My Torch RAM usage is growing over epochs

Hi, I’m currently working on PyTorch project to implement a minibatch discrimination(kind of nested module in discriminator) on my GAN code.

But after monitoring the training procedure, I find that my RAM usage is increasing over epochs. And RAM usage causes my whole system halts so that my GAN cannot continue to learn.

I already refered CPU RAM usage increases inside each epoch and keeps increasing for all epochs (OSError: [Errno 12] Cannot allocate memory), but I cannot detach it cuz I have to train T and x.

So I wanna stop gradient computation with respect to some temporary variables(in my case, M, cb, Ox). But whenever I try to set requires_grad=True on this parameters, It shows me " can’t change requires_grad for non leaf variables" error.

This is my module for minibatch discriminator.

class MinibatchDiscriminator(nn.Module):
  def __init__(self, in_features, out_features, row_size, batch_size):
    super(MinibatchDiscriminator,self).__init__();
    self.in_features = in_features; # A 
    self.out_features = out_features; # B in paper
    self.row_size = row_size; # C in paper
    self.batch_size = batch_size; # N 
    self.T = nn.Parameter(torch.Tensor(self.in_features, self.out_features, self.row_size));  # A*B*C
    init.normal_(self.T, 0, 1)
  
  def forward(self,x) :
    M = torch.mm(x, self.T.view(self.in_features,-1)).view(-1,self.out_features,self.row_size); # R^(N*A) * R^(A*B*C) => R^(N*B*C)
    cb = torch.zeros(self.batch_size, self.batch_size, self.out_features); # N*N*B
    for i in range(self.batch_size) : 
      for j in range(self.batch_size) :
        cb[i][j] = torch.abs(M[i]-M[j]).sum(1);

    cb = torch.exp(-cb);
    Ox = cb.sum(1).cuda(); # N*B
# Ox.requires_grad = False; // Error
    return torch.cat([x,Ox],1);

And this is the module for discriminator.
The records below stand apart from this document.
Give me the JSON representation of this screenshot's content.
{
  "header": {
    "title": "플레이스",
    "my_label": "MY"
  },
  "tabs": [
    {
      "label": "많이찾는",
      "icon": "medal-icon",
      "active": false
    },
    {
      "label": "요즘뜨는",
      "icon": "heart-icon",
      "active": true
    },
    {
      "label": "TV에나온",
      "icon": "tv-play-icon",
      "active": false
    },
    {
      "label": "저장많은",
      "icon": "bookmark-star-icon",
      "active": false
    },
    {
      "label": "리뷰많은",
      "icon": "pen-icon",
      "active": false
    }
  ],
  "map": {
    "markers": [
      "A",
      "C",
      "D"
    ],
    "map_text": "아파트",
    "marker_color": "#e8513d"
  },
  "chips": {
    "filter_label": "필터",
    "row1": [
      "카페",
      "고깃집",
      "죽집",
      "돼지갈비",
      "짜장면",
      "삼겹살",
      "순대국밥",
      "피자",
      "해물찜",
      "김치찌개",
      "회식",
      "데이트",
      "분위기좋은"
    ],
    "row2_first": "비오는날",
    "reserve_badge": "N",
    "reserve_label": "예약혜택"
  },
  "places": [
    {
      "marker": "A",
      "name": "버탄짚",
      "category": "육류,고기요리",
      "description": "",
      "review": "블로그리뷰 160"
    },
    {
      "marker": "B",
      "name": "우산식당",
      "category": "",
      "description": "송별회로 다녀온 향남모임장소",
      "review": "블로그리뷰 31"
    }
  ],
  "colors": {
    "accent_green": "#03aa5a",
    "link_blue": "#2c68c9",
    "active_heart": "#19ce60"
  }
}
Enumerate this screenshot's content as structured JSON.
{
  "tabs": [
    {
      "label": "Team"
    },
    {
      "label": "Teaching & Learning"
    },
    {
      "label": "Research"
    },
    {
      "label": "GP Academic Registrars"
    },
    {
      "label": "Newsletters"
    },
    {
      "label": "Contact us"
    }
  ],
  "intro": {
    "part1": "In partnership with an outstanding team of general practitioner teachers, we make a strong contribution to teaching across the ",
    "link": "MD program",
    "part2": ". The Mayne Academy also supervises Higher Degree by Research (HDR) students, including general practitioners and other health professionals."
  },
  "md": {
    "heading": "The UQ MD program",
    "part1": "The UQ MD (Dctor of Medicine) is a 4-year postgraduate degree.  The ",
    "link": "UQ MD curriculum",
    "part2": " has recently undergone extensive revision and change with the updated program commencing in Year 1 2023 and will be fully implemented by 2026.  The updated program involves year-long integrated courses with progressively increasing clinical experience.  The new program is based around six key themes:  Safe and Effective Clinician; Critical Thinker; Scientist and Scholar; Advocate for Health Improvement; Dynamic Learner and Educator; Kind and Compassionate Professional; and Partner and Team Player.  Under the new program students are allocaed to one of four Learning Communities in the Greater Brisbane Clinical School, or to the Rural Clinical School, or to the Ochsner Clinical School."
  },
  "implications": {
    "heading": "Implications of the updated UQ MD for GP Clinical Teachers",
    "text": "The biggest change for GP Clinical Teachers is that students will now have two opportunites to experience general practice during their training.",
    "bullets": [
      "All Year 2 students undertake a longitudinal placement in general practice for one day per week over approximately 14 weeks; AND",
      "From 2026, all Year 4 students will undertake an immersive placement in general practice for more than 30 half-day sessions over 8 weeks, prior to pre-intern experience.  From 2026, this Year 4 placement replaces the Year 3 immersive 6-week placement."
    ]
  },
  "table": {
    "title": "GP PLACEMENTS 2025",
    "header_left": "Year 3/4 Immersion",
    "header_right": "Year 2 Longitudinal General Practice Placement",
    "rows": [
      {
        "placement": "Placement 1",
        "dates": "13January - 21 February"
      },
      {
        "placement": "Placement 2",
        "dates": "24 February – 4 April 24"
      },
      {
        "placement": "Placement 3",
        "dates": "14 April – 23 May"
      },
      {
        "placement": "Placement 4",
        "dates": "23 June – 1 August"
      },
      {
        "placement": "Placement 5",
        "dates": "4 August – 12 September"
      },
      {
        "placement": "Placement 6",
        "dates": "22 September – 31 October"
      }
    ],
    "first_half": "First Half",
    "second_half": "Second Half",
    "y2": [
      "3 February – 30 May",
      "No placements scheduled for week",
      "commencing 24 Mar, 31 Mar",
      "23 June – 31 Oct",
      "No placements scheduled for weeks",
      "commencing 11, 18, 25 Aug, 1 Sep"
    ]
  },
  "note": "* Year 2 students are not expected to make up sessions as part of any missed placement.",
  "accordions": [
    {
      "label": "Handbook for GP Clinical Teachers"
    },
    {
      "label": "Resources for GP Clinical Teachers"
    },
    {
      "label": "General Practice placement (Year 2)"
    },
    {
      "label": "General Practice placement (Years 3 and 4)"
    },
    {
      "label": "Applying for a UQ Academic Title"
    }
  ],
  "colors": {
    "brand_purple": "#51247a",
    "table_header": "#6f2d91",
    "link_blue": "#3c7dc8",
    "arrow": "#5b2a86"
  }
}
class Discriminator(nn.Module) :
  def __init__(self) :
    super(Discriminator, self).__init__();
    
    self.ff1 = nn.Sequential(
        nn.Conv2d(in_channels=3, out_channels=128, stride =4 , kernel_size = 4, padding = 0 ),
        nn.BatchNorm2d(128),
        nn.LeakyReLU(),

        nn.Conv2d(in_channels=128, out_channels=256, stride =1 , kernel_size = 4, padding = "same" ),
        nn.BatchNorm2d(256),
        nn.LeakyReLU(),

        nn.Conv2d(in_channels=256, out_channels=512, stride =4 , kernel_size = 4, padding = 0 ),
        nn.BatchNorm2d(512),
        nn.LeakyReLU(),

        nn.Conv2d(in_channels=512, out_channels=1024, stride =1 , kernel_size = 4, padding = "same" ),
        nn.BatchNorm2d(1024),
        nn.LeakyReLU(),
        
        nn.Conv2d(in_channels=1024, out_channels=1024, stride =4 , kernel_size = 4, padding = 0 ),
        nn.BatchNorm2d(1024),
        nn.LeakyReLU(),

        nn.Flatten(),
        nn.Linear(in_features = 1024 * 4 * 4 , out_features=  minibatch_A),

    )

    self.ff2 = nn.Sequential(
        nn.Linear(in_features = minibatch_A+minibatch_B, out_features=1),
        nn.Sigmoid()
    )


  def forward (self, x) :
    p = self.ff1(x);
    p = minibatch_discriminator(p);
    p = self.ff2(p);

    return p;

Thank you for your help.

An increase in memory usage is usually caused by storing tensors which are still attached to a computation graph which would disallow the backward call to free the intermediate tensors.
Could you check if you are storing the loss(es) or outputs in a list or in another tensor?

1 Like

Thank you for the reply.

I found that problematic part from my code which is

    d_loss_log.append(d_loss)

after changing it to

    d_loss_log.append(d_loss.detach())

it worked and my RAM usage doesn’t soar anymore. Thank you!